Worst Jokes Ever
We really should erect a statue of the guy who killed Hitler.
How are an orphan and baseball different from each other?
A baseball game has a home run.
I made a website for an orphanage. For some reason, it doesn't have a home page.
Ok guys, I have one last joke (for now).
What do you call it when Panera is over?
Panera end.
What do you call a prostitute weed dealer?
A pot-hole.
What do the initials POOP stand for?
Polacks Order Our Poop. 💩 💩 💩 💩 💩 💩 💩 💩 💩 💩 💩
P.S. My brother made this up when he had no meds... I almost died.
What does ATM stand for?
Answer: Amy’s Terrible Mom.
😂🤣
I think Abraham Lincoln was gay because a guy shot from behind.
Me: Spanish teacher, why do we need to learn Spanish?
Teacher: Because you might go to Mexico and start a job.
Me: Why would I want to sell drugs?
Four kids at my school tried suicide and failed. They are now known as the Suicide Squad.
I gave my friend some paper. It cut his wrists.

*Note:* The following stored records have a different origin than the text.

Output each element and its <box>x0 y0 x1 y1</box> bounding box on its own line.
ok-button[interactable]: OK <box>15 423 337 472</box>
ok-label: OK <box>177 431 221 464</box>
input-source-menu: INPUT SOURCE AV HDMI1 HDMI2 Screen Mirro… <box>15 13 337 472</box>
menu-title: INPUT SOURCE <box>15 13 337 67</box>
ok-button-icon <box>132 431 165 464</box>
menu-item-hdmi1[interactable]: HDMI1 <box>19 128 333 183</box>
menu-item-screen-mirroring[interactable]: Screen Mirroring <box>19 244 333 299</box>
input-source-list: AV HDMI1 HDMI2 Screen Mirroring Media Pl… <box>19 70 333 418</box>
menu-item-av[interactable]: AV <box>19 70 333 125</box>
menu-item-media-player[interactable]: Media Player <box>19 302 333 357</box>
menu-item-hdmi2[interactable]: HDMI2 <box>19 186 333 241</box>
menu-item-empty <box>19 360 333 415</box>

Why is the record for longest jump kept by an emo?
They're still hanging.
I went to go hang out with the emo kids, but they already did.
Why were the twin towers mad?
Because they ordered a cheese pizza, but instead they got plane.
What do u call a Chinese man with one leg?
Tie-wan-sho.
What's the difference between sex and rape? Some effective drugs.
What’s long, white, and full of cream? A cheese stick.
Stephen Hawking once stood up to bow down to Chuck Norris.
Your hairline went back faster than your adoption papers!
If I die, does my depression die with me?